Building a new runway at Heathrow will only generate millions of additional vehicle journeys and make the problem worse. Air quality was the issue that stopped Heathrow expansion in the past, and ultimately poor air quality makes it unlawful to build or operate a third runway at Heathrow.
The airport is simply in the wrong place and cannot escape its confines, being surrounded by some of the busiest motorways in Europe.
Gatwick, in contrast, has never breached legal air-quality limits and can guarantee that it never will with a new runway because it is located in a sparsely populated location. The airport’s location also means only a small fraction of the local population will be impacted by noise from a new runway, compared with Heathrow; and that aircraft can “stack” over the sea, rather than above densely populated areas.
Gatwick expansion remains the cleanest, simplest and most cost-effective solution. Crucially, a new runway at Gatwick faces few of the political, environmental and logistical hurdles of Heathrow. If given the green light, it would be operational in just 10 years.
Let’s just get on and build it, rather than circle in an endless, and ultimately fruitless, debate about expanding Heathrow.
Chief Executive Officer, Gatwick Airport
The Great British Maths Problem
While I agree that numeracy is important for everyone, not just professional mathematicians, I think Rhodri Marsden (“Doesn’t add up”, 13 October) misinterpreted Nadiya Hussain’s comments in the finale of The Great British Bake Off about being unable to count.
I saw the show and understood her to be saying that she was so stressed that, at that point, her mind went blank and even the simplest maths felt beyond her. Throughout the show Nadiya accurately carried out calculations of weight, measures and times, and applied these appropriately to different sets and sizes of materials to produce lovely baked goods.
Perhaps more emphasis (especially at an early age) on practical applications of mathematics would lead to greater skill and confidence for many people.
Glen Vine, Isle of Man
Leavis was no misogynist
Whatever the failings of the literary critic F R Leavis, he was not a misogynist. Lucasta Miller’s assertion, in reviewing Christopher Frayling’s book on Angela Carter (Radar, 10 October), that Leavis promoted “an exclusive canon of dead white males” is just plain wrong.
Here’s the opening sentence of his book The Great Tradition: “The great English novelists are Jane Austen, George Eliot, Henry James and Joseph Conrad.” That’s two women, and two naturalised citizens of the UK, one of whom spoke and wrote English as a second language.
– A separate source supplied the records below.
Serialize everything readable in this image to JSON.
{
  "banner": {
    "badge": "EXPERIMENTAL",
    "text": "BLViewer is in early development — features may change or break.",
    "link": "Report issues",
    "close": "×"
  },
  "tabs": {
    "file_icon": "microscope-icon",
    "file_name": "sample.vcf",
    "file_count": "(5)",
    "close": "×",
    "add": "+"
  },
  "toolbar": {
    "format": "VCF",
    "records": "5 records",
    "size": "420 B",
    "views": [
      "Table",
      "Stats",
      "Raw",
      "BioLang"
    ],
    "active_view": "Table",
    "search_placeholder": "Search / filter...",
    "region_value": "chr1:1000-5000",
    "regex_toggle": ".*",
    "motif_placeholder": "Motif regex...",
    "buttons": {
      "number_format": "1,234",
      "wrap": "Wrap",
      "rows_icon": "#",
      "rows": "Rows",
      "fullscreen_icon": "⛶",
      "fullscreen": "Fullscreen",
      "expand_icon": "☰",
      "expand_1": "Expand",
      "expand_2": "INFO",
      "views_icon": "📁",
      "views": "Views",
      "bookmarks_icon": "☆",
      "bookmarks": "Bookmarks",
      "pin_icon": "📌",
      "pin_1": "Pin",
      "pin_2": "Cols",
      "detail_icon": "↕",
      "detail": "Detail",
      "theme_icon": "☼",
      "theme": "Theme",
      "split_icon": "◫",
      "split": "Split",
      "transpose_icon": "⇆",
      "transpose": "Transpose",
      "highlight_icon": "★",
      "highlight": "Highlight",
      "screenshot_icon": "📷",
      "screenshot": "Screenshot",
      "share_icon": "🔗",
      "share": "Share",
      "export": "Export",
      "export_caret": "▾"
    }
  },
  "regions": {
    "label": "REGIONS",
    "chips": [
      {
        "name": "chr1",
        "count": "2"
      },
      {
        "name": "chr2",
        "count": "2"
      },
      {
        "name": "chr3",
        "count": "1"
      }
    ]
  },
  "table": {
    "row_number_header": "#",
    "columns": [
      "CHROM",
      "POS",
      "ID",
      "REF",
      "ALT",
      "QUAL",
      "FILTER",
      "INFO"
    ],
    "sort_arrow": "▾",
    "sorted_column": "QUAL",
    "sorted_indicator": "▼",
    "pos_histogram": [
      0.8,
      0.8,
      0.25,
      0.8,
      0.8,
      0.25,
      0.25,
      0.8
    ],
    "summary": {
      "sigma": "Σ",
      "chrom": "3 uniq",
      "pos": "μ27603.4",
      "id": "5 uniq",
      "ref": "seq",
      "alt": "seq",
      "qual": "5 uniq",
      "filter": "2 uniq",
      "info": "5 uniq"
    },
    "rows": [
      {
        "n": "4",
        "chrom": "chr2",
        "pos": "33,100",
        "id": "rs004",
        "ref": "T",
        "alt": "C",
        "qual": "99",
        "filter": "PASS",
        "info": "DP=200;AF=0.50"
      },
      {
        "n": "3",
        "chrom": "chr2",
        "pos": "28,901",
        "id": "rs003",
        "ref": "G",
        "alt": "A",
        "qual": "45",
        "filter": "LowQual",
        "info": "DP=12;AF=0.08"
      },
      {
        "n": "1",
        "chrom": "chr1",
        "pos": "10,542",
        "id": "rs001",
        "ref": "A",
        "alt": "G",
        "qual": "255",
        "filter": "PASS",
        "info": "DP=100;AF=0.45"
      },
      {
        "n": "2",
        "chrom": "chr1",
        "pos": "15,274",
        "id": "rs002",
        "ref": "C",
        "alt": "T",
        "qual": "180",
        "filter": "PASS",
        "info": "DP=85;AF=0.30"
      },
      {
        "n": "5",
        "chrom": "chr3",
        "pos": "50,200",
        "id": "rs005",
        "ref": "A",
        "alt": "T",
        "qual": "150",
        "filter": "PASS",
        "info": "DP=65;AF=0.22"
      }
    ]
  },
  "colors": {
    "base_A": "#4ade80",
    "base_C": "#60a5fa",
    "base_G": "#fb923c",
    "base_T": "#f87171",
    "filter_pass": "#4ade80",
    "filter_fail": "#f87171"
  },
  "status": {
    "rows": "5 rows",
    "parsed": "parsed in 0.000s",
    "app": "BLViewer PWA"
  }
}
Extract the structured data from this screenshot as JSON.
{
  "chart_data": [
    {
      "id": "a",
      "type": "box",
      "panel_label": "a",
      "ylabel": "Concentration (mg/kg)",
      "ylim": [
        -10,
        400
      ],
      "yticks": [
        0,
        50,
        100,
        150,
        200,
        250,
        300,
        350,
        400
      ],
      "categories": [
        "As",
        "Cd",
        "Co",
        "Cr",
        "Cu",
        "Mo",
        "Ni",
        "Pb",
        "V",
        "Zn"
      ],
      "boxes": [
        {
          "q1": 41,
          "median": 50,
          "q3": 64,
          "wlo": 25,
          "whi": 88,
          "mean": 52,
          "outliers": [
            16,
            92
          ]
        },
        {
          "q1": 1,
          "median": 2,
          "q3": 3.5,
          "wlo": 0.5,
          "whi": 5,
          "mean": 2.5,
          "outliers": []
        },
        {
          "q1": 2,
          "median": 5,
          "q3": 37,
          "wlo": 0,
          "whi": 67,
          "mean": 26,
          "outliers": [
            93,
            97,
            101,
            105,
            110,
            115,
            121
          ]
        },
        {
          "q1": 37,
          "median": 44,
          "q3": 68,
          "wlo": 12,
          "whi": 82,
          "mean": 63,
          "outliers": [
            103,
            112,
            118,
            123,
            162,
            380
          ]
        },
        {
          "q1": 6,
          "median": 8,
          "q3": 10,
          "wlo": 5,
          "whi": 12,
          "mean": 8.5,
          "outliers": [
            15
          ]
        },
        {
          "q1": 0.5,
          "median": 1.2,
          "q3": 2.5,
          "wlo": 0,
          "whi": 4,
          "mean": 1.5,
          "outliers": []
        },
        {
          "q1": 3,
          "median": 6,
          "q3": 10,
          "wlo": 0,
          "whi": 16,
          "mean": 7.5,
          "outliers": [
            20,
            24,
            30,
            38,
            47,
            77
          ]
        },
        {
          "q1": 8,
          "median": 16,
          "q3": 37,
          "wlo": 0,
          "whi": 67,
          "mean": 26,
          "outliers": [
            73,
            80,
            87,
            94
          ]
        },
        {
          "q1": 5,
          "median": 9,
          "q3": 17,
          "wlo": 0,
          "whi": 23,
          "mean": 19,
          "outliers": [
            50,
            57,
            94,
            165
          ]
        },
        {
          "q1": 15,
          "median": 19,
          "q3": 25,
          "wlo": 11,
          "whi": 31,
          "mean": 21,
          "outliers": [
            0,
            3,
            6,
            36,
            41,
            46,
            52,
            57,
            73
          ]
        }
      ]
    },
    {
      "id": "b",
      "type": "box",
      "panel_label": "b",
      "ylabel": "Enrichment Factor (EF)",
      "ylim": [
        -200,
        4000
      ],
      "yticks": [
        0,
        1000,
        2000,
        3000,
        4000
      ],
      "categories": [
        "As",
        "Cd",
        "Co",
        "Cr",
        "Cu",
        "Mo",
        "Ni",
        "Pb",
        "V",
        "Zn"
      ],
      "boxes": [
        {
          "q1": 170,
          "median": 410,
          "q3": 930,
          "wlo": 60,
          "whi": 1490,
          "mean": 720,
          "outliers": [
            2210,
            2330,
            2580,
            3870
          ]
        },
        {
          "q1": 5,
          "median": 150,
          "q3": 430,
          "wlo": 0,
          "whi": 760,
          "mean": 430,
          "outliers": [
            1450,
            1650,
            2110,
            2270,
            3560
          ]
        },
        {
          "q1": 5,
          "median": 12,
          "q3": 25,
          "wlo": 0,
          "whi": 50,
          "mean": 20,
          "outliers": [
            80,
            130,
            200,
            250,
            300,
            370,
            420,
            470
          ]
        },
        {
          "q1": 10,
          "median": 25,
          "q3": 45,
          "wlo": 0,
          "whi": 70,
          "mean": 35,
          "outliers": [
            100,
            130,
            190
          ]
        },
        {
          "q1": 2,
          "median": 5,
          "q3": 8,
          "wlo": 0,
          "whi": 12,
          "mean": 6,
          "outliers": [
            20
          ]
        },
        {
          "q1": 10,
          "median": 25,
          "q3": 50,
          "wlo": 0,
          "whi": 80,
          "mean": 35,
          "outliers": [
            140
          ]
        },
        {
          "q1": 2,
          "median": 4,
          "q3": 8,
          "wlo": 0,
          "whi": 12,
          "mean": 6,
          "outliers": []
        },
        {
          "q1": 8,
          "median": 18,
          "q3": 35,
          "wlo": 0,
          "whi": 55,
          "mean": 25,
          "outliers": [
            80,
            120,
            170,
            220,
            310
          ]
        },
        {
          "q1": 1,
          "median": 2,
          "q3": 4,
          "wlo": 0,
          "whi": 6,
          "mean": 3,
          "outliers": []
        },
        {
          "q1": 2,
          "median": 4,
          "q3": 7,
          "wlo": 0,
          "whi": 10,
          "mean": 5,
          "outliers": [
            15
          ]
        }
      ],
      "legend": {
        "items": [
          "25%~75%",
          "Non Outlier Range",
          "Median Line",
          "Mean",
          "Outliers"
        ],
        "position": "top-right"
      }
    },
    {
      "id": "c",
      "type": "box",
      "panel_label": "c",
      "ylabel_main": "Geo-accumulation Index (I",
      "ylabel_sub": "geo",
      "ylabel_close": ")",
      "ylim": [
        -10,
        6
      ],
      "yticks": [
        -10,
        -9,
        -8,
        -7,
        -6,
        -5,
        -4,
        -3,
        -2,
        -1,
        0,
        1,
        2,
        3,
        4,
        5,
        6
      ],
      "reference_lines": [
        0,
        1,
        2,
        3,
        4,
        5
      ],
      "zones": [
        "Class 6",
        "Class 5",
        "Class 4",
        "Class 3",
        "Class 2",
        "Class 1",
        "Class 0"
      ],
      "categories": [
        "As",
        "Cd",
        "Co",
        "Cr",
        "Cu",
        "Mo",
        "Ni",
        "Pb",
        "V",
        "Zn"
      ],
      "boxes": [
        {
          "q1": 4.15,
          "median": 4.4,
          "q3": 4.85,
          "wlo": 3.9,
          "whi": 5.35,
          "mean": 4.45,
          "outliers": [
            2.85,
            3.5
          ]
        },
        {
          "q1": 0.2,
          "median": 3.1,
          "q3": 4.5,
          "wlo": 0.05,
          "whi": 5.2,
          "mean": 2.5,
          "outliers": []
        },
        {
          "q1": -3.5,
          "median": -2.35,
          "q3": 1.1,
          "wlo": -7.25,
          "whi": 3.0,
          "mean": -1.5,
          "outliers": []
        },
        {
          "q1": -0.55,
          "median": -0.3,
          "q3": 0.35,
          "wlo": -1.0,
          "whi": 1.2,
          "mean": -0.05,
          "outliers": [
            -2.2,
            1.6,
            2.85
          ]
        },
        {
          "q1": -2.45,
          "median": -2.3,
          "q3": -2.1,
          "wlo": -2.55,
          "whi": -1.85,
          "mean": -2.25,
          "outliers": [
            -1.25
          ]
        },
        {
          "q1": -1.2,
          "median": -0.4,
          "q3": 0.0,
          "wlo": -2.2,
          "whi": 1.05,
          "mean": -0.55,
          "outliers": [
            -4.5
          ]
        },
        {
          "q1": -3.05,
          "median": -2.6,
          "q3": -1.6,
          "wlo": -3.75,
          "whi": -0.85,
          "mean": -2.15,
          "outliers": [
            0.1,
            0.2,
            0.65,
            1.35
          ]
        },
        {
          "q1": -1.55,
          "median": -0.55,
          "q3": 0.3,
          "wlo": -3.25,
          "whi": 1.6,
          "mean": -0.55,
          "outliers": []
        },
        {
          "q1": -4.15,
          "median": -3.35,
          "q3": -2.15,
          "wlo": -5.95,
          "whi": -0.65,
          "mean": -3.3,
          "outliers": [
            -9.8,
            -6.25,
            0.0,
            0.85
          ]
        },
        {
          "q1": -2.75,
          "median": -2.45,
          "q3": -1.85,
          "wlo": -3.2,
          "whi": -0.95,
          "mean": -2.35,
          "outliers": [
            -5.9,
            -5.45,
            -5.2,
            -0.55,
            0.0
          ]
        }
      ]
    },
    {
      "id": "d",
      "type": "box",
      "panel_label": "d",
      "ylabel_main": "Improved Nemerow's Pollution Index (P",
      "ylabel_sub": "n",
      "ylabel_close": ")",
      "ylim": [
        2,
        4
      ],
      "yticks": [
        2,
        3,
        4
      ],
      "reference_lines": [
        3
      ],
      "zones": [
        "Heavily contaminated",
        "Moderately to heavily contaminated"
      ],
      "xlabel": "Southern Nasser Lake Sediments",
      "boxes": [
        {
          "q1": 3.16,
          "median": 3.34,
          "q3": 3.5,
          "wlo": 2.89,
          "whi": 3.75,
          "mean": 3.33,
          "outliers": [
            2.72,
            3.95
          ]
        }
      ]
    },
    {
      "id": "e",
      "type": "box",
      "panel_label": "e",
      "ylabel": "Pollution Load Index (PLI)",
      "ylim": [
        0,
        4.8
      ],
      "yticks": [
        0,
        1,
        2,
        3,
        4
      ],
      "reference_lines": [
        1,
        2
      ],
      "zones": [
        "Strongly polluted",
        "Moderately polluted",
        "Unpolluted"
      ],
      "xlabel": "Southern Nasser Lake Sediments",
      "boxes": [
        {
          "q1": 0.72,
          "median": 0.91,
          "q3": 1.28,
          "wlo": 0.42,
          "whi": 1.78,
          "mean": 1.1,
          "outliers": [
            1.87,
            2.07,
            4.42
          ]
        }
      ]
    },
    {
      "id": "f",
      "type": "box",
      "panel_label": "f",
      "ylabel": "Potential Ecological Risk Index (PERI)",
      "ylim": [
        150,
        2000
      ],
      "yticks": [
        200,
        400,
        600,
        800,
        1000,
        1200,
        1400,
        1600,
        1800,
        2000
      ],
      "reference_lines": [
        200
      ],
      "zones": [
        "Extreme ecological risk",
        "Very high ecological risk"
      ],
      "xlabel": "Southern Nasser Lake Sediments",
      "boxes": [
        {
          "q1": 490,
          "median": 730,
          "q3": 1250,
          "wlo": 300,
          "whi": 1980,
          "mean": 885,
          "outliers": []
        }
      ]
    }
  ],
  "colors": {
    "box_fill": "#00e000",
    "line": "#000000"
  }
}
I rather suspect that he would have admired the work of Angela Carter – who was, at any rate, ostentatiously aware of her own place in the great tradition.
Curse of the phone zombies
Elizabeth Cain (letter, 15 October) rightly complains about our increasingly crowded pavements, with cyclists and joggers posing a threat to ordinary pedestrians.
She could have mentioned that other 21st-century public annoyance; the ever-growing number of people who shuffle along like zombies, permanently staring down at their phones, compulsively reading or sending the 800th text of the day.
Seeing the lights in the blackout
In reply to Penny Joseph’s question about whether the northern lights were visible in Sussex during Second World War blackouts (Letter, 15 October), my uncle and cousin – who were children growing up in Horsham during the war – both confirm that the aurora borealis was seen from their homes during blackouts.
I remember a splendid view of the green and purple aurora borealis seen from Reading during the blackout, probably 1943 or 1944.
Danger of bulky objects in motion
The Mayor of London is working on proposals for ensuring that lorries have all-round visibility to protect vulnerable cyclists.
Perhaps these proposals should be extended to tubby, middle-aged politicians playing rugby with vulnerable children.
Alternative energy source
If scientists think the megastructure spotted near the star KIC 8462852 is an alien power station, can I switch my tariff off-world?